Before the ACA, many Montanans had never carried health insurance and had difficulty accessing care. Unfortunately, no navigator assistance funding was received in Montana this year. Stacey Anderson, of Montana Primary Care Association, discussed efforts to assist Montanans in accessing health care for the first time. “Since 2013, navigator grants were given to non-profits to hire people to help uninsured people enroll in coverage through the exchange or through Montana’s Medicaid. This is a big loss to Montana as the navigator grants helped folks “navigate” the complexity of signing up for health insurance. The good news is that Montana’s Community Health Centers are picking up the slack.”

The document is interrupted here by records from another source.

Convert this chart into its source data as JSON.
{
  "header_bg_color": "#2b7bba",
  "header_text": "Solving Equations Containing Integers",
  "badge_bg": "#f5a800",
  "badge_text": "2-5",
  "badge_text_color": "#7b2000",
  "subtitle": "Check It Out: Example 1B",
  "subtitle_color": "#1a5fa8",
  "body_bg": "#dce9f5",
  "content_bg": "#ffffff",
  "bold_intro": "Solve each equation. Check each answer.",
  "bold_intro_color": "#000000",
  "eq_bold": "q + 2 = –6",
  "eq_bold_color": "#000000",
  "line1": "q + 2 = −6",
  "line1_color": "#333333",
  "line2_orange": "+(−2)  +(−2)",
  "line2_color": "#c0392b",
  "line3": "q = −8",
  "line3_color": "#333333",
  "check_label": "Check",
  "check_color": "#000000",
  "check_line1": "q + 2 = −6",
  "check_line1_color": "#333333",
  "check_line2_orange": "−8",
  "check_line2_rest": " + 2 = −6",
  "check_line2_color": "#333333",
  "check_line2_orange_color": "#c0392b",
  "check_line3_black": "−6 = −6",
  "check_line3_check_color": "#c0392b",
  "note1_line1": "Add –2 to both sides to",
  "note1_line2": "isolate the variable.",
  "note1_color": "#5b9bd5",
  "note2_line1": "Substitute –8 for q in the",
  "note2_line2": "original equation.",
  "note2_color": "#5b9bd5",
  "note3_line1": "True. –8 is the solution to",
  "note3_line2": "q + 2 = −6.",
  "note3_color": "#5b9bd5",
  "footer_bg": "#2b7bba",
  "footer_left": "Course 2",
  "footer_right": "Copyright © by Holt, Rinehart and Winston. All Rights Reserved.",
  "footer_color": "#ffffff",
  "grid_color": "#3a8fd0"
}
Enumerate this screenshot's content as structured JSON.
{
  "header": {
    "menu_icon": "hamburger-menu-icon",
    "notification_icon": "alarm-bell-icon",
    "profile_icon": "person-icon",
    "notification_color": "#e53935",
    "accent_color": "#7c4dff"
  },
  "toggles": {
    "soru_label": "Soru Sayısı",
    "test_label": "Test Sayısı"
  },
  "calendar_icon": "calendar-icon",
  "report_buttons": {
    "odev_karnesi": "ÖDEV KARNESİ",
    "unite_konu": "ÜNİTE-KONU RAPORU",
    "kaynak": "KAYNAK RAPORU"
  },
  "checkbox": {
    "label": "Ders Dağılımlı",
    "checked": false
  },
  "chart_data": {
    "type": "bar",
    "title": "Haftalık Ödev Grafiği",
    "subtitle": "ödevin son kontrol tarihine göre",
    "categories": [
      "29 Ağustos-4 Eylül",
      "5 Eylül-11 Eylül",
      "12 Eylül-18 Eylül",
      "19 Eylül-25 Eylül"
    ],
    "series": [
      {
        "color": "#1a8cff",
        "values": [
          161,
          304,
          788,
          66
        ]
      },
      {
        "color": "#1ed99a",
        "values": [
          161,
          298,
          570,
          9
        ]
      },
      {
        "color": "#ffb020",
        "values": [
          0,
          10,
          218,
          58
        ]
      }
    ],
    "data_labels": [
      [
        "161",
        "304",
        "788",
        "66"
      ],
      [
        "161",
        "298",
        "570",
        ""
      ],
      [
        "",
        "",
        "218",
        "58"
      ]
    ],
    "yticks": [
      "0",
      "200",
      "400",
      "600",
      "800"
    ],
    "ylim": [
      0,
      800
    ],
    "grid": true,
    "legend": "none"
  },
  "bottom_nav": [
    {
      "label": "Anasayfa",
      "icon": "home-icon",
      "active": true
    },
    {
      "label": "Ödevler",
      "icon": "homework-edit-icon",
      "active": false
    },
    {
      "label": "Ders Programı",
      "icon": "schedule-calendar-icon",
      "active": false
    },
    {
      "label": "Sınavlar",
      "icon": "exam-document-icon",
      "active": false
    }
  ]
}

Open enrollment for the ACA marketplaces in Montana begins on November 1, 2018. People can visit, put in their zip code, and connect with community members who are certified to assist in accessing and navigating the health insurance marketplace.

Protect our Care Montana is an organization of Montana leaders focused on educating the public about the impacts and importance of the Affordable Care Act. “Care Force One” will also travel to Butte and Missoula on Friday, October 12. Find out more at


  • It’s expected that 40 year old Montanans will face paying an extra $1,330 for marketplace coverage in 2019 if efforts to undermine the marketplace continue.
  • Montana expanded Medicaid under the ACA and the 96,000 Montanans who have gained coverage because of this program would find their care at risk if the law were repealed.
  • Junk insurance plans that charge money for skimpy coverage could return to Montana and 26,000 Montananscould lack comprehensive coverage in 2019 because they will either become uninsured or will be enrolled in junk plans that don’t provide key health benefits.
  • 49,000 Montanans who have obtained health insurance through the ACA marketplace could lose their coverage if the current lawsuit continues; and protections for 426,000 Montanans living with a pre-existing condition would be in jeopardy.